On Thu, May 17, 2012 at 01:22:05AM +0000, Mao, Junjie wrote:
> > -----Original Message-----
> > From: Marcelo Tosatti [mailto:mtosatti@xxxxxxxxxx]
> > Sent: Tuesday, May 15, 2012 10:42 AM
> > To: Mao, Junjie
> > Cc: 'kvm@xxxxxxxxxxxxxxx'
> > Subject: Re: [PATCH v2] KVM: x86: Implement PCID/INVPCID for guests with
> > EPT
> > 
> > On Mon, May 14, 2012 at 06:25:40AM +0000, Mao, Junjie wrote:
> > > This patch handles PCID/INVPCID for guests.
> > >
> > > Process-context identifiers (PCIDs) are a facility by which a logical
> > > processor may cache information for multiple linear-address spaces so
> > > that the processor may retain cached information when software
> > > switches to a different linear address space. Refer to section 4.10.1
> > > in IA32 Intel Software Developer's Manual Volume 3A for details.
> > >
> > > For guests with EPT, the PCID feature is enabled and INVPCID behaves
> > > as running natively.
> > > For guests without EPT, the PCID feature is disabled and INVPCID triggers
> > #UD.
> > >
> > > Changes from v1:
> > > 	Move cr0/cr4 writing checks to x86.c
> > > 	Update comments for the reason why PCID is disabled for non-EPT guests
> > > 	Do not support PCID/INVPCID for nested guests at present
> > > 	Clean up useless symbols
> > >
> > > Signed-off-by: Junjie Mao <junjie.mao@xxxxxxxxx>
> > > +++ b/arch/x86/kvm/vmx.c
> > > @@ -1711,6 +1711,18 @@ static bool vmx_rdtscp_supported(void)
> > >  	return cpu_has_vmx_rdtscp();
> > >  }
> > >
> > > +static bool vmx_pcid_supported(void)
> > > +{
> > > +	/*
> > > +	 * Enable INVPCID for non-ept guests may cause performance regression,
> > > +	 * and without INVPCID, PCID has little benefits. So disable them all
> > > +	 * for non-ept guests.
> > > +	 *
> > > +	 * PCID is not supported for nested guests yet.
> > > +	 */
> > > +	return enable_ept && (boot_cpu_data.x86_capability[4] &
> > > +bit(X86_FEATURE_PCID)) && !cpu_has_hypervisor; }
> > 
> > The comment Avi made was regarding running a nested guest, not running
> > _as_ a nested guest (which is what cpu_has_hypervisor is about).
> > 
> > You can disable INVPCID exec control (which #UDs), if its in Level-2 guest mode
> > (see if_guest_mode()), and restore the Level-1 value when leaving nested
> > mode.
> 
> This "!cpu_has_hypervisor " is brought by my ignorance on nested vmx. Sorry for that.

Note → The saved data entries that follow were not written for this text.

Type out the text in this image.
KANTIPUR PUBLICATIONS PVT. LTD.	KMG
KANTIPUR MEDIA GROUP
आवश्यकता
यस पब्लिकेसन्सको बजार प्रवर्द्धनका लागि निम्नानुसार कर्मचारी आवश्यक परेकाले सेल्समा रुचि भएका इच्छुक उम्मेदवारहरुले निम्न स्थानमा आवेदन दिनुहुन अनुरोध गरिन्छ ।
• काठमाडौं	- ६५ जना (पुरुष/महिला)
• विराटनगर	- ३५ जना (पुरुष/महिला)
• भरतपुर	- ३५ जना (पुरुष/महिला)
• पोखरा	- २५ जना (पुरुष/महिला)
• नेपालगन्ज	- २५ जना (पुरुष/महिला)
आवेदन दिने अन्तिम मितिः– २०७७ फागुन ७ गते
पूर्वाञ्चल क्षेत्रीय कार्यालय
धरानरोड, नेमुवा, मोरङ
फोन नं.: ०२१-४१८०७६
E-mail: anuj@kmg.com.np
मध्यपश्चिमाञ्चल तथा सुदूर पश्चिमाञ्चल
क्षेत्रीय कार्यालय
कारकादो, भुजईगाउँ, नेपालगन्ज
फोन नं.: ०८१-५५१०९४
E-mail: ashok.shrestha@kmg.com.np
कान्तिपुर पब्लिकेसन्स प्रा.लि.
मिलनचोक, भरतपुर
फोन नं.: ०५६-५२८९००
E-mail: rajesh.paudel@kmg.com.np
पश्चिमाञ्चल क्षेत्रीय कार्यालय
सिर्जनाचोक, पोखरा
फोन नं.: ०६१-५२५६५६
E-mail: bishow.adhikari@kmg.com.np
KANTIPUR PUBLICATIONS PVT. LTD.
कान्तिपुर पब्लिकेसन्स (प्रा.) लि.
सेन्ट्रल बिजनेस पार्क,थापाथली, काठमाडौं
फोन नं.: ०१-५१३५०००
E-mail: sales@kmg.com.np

That makes two of us. No problem.

> > > +
> > >  /*
> > >   * Swap MSR entry in host/guest MSR entry array.
> > >   */
> > > @@ -2425,6 +2437,8 @@ static __init int setup_vmcs_config(struct
> > vmcs_config *vmcs_conf)
> > >  			SECONDARY_EXEC_UNRESTRICTED_GUEST |
> > >  			SECONDARY_EXEC_PAUSE_LOOP_EXITING |
> > >  			SECONDARY_EXEC_RDTSCP;
> > > +		if (vmx_pcid_supported())
> > > +			opt2 |= SECONDARY_EXEC_ENABLE_INVPCID;
> > 
> > 
> > You should allow ENABLE_INVPCID control to be set unconditionally here, and
> > adjusted in vmx_secondary_exec_control().
> > 
> > (note that "enable_ept" might be cleared after setup_vmcs_config).
> > 
> > >  		if (adjust_vmx_controls(min2, opt2,
> > >  					MSR_IA32_VMX_PROCBASED_CTLS2,
> > >  					&_cpu_based_2nd_exec_control) < 0) @@ -6420,6
> > +6434,20 @@ static
> > > void vmx_cpuid_update(struct kvm_vcpu *vcpu)
> > >  			}
> > >  		}
> > >  	}
> > > +
> > > +	if (vmx_pcid_supported()) {
> > > +		best = kvm_find_cpuid_entry(vcpu, 0x1, 0);
> > > +		if (!best || !(best->ecx & bit(X86_FEATURE_PCID))) {
> > > +			/* Hiding INVPCID when PCID is not exposed. */
> > > +			exec_control =
> > vmcs_read32(SECONDARY_VM_EXEC_CONTROL);
> > > +			exec_control &= ~SECONDARY_EXEC_ENABLE_INVPCID;
> > > +			vmcs_write32(SECONDARY_VM_EXEC_CONTROL,
> > > +				     exec_control);
> > > +			best = kvm_find_cpuid_entry(vcpu, 0x7, 0);
> > > +			if (best)
> > > +				best->ecx &= ~bit(X86_FEATURE_INVPCID);
> > > +		}
> > > +	}
> > 
> > - If X86_FEATURE_CPUID bit is set by guest, but X86_FEATURE_INVPCID is
> >   cleared, this allows invpcid to execute (which is wrong, it should
> >   #UD).
> 
> Qemu doesn't support adjusting cpuid leaf 7 at present. The PCID/INVPCID features are both controlled by the 'pcid' bit in cpuid leaf 1, i.e.
> 	- On platforms supporting both the features, 'cpu xxx,+pcid' exposing both PCID and INVPCID and 'cpu xxx,-pcid' hiding both.
> 	- On platforms supporting PCID only, INVPCID is always not available to guests and PCID is exposed or hidden according to the command line.
> 	- On platforms supporting neither, both of them are always hidden.
> This is done because PCID brings little (if any) benefits without the INVPCID instruction.
> Thus if X86_FEATURE_INVPCID is cleared at this point, this means the host doesn't support it and setup_vmcs_config has already masked SECONDARY_VM_EXEC_CONTROL according to IA32_VMX_PROCBASED_CTLS2.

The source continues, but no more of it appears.